Middle-schooler, family want to raise awareness about ...



Caitlin Mitchell remembers May 1, 2012, like it was yesterday: the argument at lunch, the walk home from Struthers Middle School that was intercepted by screams and punches, the need to borrow a cellphone from a bystander to call for a ride when it hurt too badly to walk.

It very well could have been yesterday, for how much the bullying incident still affects the 13-year-old.

“I have a constant reminder every day,” said Caitlin, who underwent a complete reconstruction of her ACL in June 2012 and continues to wear a knee brace. “I can’t live a normal life.”

She’s referring not only to her physical injuries, but to emotional ones as well.

She said the girl who purportedly did this to her — a fellow eighth-grader at Struthers and a former close friend — continues to bully Caitlin at school, hovering around her locker and shouting threats to her whenever she’s within earshot.

The bullying even has escalated to the point that required Caitlin’s being pulled out of certain classes and school — though she’s since returned, feeling unfairly punished for something she didn’t do — along with the filing of restraining and protection orders against the

purported bully and her family. These orders have been violated many times, Caitlin said.

Her mother, Melissa Mitchell, added that Caitlin, who was diagnosed with post-traumatic stress disorder, also has expressed thoughts of suicide and has been attending counseling sessions, which seem “to be helping her a little bit.”

“It’s very emotional, very traumatic for all of us, because we have to see what Caitlin goes through,” Melissa said. “As a mother, you don’t ever want to see your kid like that.”

Driven by a desire to protect Caitlin and other victims of bullying as well as to “get some attention drawn to” the problem itself, the Mitchells started a “Justice for Caitlin” Facebook page and corresponding petition in early April. They weren’t entirely sure what the response would be.

Barely a month later, the Facebook page boasts about 750 “likes,” and the petition nearly 192 virtual signatures. Most responses, too, have been “overwhelmingly positive,” with many commentors sharing their own struggles with bullying in Struthers and elsewhere, Melissa said.

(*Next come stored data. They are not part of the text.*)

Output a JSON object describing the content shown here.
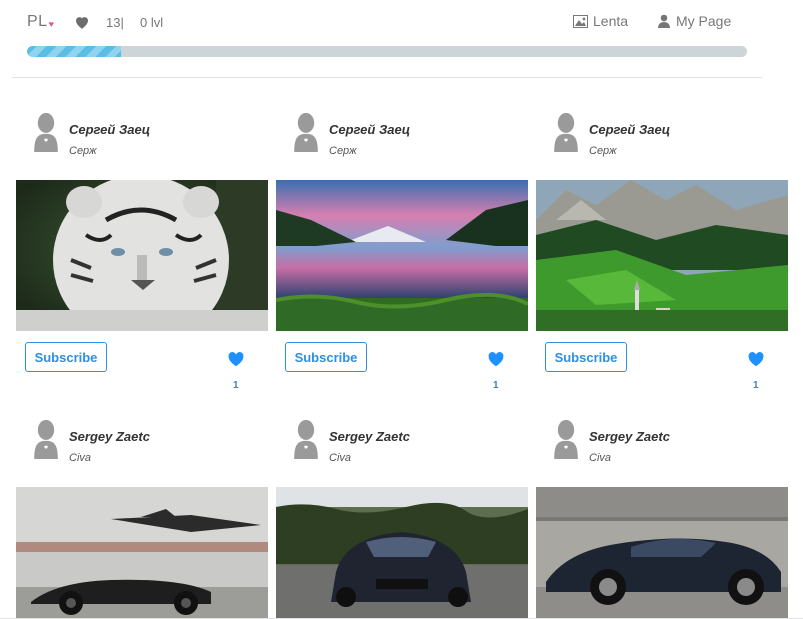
{
  "header": {
    "logo": "PL",
    "likes_count": "13|",
    "level": "0 lvl",
    "nav": [
      {
        "label": "Lenta",
        "icon": "image-icon"
      },
      {
        "label": "My Page",
        "icon": "user-icon"
      }
    ],
    "progress": 0.13
  },
  "colors": {
    "accent": "#2f8fe0",
    "progress_fill": "#5bbde3",
    "progress_track": "#cdd5d9",
    "logo_heart": "#e6559a"
  },
  "posts": [
    {
      "author_name": "Сергей Заец",
      "author_nick": "Серж",
      "photo": "white-tiger",
      "subscribe_label": "Subscribe",
      "likes": "1"
    },
    {
      "author_name": "Сергей Заец",
      "author_nick": "Серж",
      "photo": "mountain-lake-sunset",
      "subscribe_label": "Subscribe",
      "likes": "1"
    },
    {
      "author_name": "Сергей Заец",
      "author_nick": "Серж",
      "photo": "alpine-valley",
      "subscribe_label": "Subscribe",
      "likes": "1"
    },
    {
      "author_name": "Sergey Zaetc",
      "author_nick": "Civa",
      "photo": "black-car-and-stealth-jet"
    },
    {
      "author_name": "Sergey Zaetc",
      "author_nick": "Civa",
      "photo": "black-supercar-front"
    },
    {
      "author_name": "Sergey Zaetc",
      "author_nick": "Civa",
      "photo": "black-supercar-side"
    }
  ]
}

“We needed support to get something done about this,” added 18-year-old Courtney Mitchell, Melissa’s eldest daughter and Caitlin’s sister. “Some don’t even know Caitlin, but they want to help her in any way they can. [Bullying] is a big deal. It needs to be taken more seriously.”

Melissa explained that she’d just like to see stricter rules on bullying created and enforced, and hopes that by sharing her daughter’s story — which largely had been ignored for the past two years — that change will come.

“I want them to change the rules,” Melissa said, “and protect the kids who are being bullied more than they are protecting the bullies.”

Joseph Nohra, superintendent of Struthers City Schools, declined to discuss matters related to Caitlin, though he referred to the district as having a “very tough” stance on bullying, along with a proactive approach to “protecting our kids and keeping them safe.” He explained that the disciplinary process for bullying does not differ from any other, however. Each student has the right for the situation to be investigated and to tell his side of the story, Nohra said, adding that it’s not as if a building administrator can “just accuse somebody and assume they’re guilty.”

“The misconception is that you can immediately throw out students in a public school district,” Nohra said. “We can’t. ... We’re responsible for policing things in the school district.”

But the district does “move pretty quickly” — from warnings, to detention, to suspension, to expulsion — once a bullying problem is identified within a school, Nohra noted. He said, too, that the district is constantly amending its already-strong bullying policies and would like to also eventually educate “children on how to treat each other the right way” — perhaps addressing the problem before it even starts.

And Caitlin, whose life was forever changed by bullying, wants to use what happened to her to make a difference in the lives of others. She wants to “talk to kids about it,” at first through local anti-bullying seminars.

“I want to be a voice for other kids that are being bullied,” Caitlin said. “They’re not alone. I know what they’re going through. I want to help them.”